Sefer Benimdi Peki Ya Zafer? Otostop Maceralarım -1-

Okan Erdağı
Süleyman Demirel Üniversitesi - Türk Dili ve Edebiyatı. Otostop, yürüyüş, hikâye. okanerdagi@hotmail.com
18.02.2019
1.184
A+
A-

Üniversiteyi Isparta’da okuduğum birçoğunun malumudur. Hatta beni yakından tanıyan arkadaşlarım iyi bilirler ki, evimin konumu sebebiyle çoğu zaman okula otostopla giderdim. Fakat bir süre sonra bu kısa mesafeler beni kesmemeye başladı. Daha uzaklara, daha uzun yollara aklım ve gönlüm takılır oldu.

Uzun yollara çıkmaya ilk o zaman karar vermiştim. Fakat bu öyle kolay olmadı. Aradan bir yıldan fazla vakit geçti. Otostopa dair düşüncelerim ise hiç geçmedi, aksine dallanıp budaklandı. Artık kısa otostoplar yapmıyor, gözümü daha büyüğüne dikiyordum. Ancak buna rağmen ne gerekli gücü ne de vakti bulamıyordum.
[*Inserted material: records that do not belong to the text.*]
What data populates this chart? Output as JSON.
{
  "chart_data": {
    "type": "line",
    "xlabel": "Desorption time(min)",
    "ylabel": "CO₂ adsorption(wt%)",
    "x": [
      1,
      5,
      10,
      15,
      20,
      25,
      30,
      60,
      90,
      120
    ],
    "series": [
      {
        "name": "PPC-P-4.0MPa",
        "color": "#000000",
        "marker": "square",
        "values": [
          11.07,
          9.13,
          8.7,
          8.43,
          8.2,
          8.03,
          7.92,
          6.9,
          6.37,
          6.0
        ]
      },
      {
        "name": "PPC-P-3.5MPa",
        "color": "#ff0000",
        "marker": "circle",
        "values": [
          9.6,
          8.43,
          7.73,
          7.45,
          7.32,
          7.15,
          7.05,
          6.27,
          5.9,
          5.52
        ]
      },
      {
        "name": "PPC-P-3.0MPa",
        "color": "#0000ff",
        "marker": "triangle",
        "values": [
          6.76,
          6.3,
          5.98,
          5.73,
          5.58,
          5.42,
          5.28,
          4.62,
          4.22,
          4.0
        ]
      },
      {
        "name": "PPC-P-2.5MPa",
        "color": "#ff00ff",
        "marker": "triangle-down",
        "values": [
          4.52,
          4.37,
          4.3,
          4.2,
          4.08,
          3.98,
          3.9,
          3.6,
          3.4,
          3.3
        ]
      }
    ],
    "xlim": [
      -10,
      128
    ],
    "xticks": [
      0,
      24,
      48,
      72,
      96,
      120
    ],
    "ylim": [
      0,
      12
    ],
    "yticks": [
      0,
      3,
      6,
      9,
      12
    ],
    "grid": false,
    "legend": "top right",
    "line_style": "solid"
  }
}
Yazın, Isparta’da kaldığım bir yaz, vaktimin bol olduğu bir yaz, iyice kafama koydum. Otostopa çıkacak, dolaşacaktım. Birkaç gün boşluğum vardı. Bir şehri tanımaya yetmese de, gezmeye yetebilirdi. Şahit olmaya yetebilirdi. Ertesi sabah için düşünmeye, neler yapacağımı kararlaştırmaya başladım. Fakat sabah oldu ve kendime güvenim tekrar bahanelerin ardına sığındı. Ta ki o akşama kadar.

Yine bir akşam, zihnimde otostop düşünceleri varken Don Kişot okumaya başladım ve kitap bitti. Tamamen sıradan bir rastlantı gibi!

Yaratıcı Don Kişot’un köyünden ilk çıkışına dair…

Bu ön hazırlıkları yaptıktan sonra, düşündüklerini gerçekleştirmek için daha fazla beklemek istemedi; gecikmesinin dünyada bir eksiklik doğurduğunu düşünerek acele ediyordu; karşı koyulacak saldırılar, düzeltilecek hatalar, giderilecek haksızlıklar, cezalandırılacak suçlar, ödenecek borçlar çoktu… Don Quijote, Yky yayınları, s.55, İstanbul.

Tabi beni yolumdan döndürmek isteyenler de oldu. Onları da Sanco Panco’ya benzettim.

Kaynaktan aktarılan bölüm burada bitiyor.